Keller likes the freedom of creating guitars.
“In the gun world, you are working on antiques or particular models,” Keller told the Killeen Daily Herald (https://bit.ly/QQk7k4 ). “You have an unlimited canvas with guitars. It just has to sound good.”
Joining Strite and Keller in their workshop is Duane McGhghy, an Army veteran from Temple who handcrafted knives before taking up guitar making.
“Making guitars is something I enjoy and is definitely different from anything I have done,” McGhghy said. “It is just cool.”
The Guitarsmiths will be showcasing their handcrafted art guitars Sunday at The Pharmacy American Gastropub in Gatesville. The event is to raise money for them to travel to Anaheim, California, to take part in a Justice for Vets benefit concert the end of May.
Grammy-winning musician Charlie Colin, formerly with Train, will be a special guest at the Gatesville event. Colin has been playing a Guitarsmiths’ Silver Eclipse guitar since last year.
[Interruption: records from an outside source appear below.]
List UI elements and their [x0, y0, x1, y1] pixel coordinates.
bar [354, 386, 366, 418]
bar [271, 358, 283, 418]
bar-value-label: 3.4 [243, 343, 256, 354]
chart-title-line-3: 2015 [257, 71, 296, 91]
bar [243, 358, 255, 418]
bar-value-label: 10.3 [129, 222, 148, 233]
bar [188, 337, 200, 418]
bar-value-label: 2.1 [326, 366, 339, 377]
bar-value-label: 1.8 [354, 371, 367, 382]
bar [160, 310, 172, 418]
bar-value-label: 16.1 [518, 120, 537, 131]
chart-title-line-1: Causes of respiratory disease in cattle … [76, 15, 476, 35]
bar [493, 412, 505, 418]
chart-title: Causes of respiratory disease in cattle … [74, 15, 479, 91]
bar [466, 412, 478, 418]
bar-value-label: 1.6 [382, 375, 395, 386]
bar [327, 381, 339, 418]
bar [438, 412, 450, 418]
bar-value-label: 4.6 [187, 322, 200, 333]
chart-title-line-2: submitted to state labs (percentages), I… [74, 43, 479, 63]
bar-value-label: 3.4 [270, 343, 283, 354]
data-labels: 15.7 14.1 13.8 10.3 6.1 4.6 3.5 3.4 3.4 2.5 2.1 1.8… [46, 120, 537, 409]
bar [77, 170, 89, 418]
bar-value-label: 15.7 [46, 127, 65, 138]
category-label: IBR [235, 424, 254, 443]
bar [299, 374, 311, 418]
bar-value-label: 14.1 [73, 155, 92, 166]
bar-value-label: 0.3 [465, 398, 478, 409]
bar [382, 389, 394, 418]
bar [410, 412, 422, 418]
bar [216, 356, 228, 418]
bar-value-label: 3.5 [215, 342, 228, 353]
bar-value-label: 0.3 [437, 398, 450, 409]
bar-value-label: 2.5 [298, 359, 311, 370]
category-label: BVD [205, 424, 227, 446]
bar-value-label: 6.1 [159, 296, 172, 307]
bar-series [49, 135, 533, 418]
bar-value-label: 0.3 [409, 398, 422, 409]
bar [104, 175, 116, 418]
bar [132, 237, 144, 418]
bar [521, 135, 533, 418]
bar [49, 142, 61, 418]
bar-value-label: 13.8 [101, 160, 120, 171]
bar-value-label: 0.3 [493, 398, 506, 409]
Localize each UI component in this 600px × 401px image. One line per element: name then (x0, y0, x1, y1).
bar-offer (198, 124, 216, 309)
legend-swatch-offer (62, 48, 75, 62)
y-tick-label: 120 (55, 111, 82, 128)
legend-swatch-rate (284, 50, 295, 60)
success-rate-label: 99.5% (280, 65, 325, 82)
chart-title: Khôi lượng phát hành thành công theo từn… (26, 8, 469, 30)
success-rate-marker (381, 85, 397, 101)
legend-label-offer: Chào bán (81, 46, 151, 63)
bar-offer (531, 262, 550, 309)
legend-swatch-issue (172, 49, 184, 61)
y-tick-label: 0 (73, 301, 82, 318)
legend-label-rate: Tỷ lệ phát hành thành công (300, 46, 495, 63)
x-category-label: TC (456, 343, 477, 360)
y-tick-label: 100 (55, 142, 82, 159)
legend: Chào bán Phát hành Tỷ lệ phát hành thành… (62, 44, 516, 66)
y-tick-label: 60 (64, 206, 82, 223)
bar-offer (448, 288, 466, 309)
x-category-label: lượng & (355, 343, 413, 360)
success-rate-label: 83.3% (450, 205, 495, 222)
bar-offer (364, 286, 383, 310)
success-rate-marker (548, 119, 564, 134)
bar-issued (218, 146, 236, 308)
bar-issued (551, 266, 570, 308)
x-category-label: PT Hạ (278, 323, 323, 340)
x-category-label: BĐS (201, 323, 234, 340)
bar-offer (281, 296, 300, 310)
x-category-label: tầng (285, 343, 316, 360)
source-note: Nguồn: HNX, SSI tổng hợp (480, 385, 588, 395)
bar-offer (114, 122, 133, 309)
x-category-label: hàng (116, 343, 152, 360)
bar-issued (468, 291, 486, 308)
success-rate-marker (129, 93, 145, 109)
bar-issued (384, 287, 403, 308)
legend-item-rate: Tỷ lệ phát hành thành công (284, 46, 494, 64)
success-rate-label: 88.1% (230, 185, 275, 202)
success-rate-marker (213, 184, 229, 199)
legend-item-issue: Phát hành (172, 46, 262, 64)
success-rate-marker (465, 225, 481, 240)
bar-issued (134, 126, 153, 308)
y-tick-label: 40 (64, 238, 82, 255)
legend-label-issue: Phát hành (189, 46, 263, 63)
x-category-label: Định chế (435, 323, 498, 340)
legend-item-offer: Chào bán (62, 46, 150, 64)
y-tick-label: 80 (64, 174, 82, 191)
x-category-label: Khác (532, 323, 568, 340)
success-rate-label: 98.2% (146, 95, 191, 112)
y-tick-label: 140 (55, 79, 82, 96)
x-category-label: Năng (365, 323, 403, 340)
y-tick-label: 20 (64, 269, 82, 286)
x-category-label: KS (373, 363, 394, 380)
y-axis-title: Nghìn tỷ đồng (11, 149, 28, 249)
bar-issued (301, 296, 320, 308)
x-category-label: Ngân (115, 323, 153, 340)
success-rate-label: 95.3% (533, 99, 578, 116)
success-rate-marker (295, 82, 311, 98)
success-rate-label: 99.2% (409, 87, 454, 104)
McGhghy, who lost a leg while fighting in Iraq, was medically retired from the Army in 2008. He was diagnosed with post-traumatic stress disorder and with a traumatic brain injury.
“I started coming to the shop a couple of days a week, just helping out, and I got into it,” he said. “Now I try to come three or four days a week.”
Making guitars has given him a reason to get out of the house for the first time since he retired.
“You get locked up in your head when you are at home all the time,” he said. “It’s just good to get out and have something to do.”
The intricate and demanding work of a luthier helps ease a troubled mind, said Keller, who also was diagnosed with PTSD and TBI.
“With it being so complex and such a huge process, it allows you to focus solely on the little pieces and it really takes your mind off everything else,” Keller said.
“I think working on guitars and building the camaraderie has helped to make a new support group,” he said. “That is certainly something we can pass on to the next round” of veterans.
“Five years from now, I would like to be employing a dozen young veterans, giving them a chance at making a new life now that they’re out,” Strite said.
Strite said when he got out of the Air Force in the 1980s he had the support of older veterans to help him readjust to civilian life.
“I was lucky when I got out of the service several Vietnam-era vets took me under their wing and gave me guidance and got me where I am today,” Strite said. “I owe them more than I can ever repay, and I am going to repay them by doing it for the next guy.”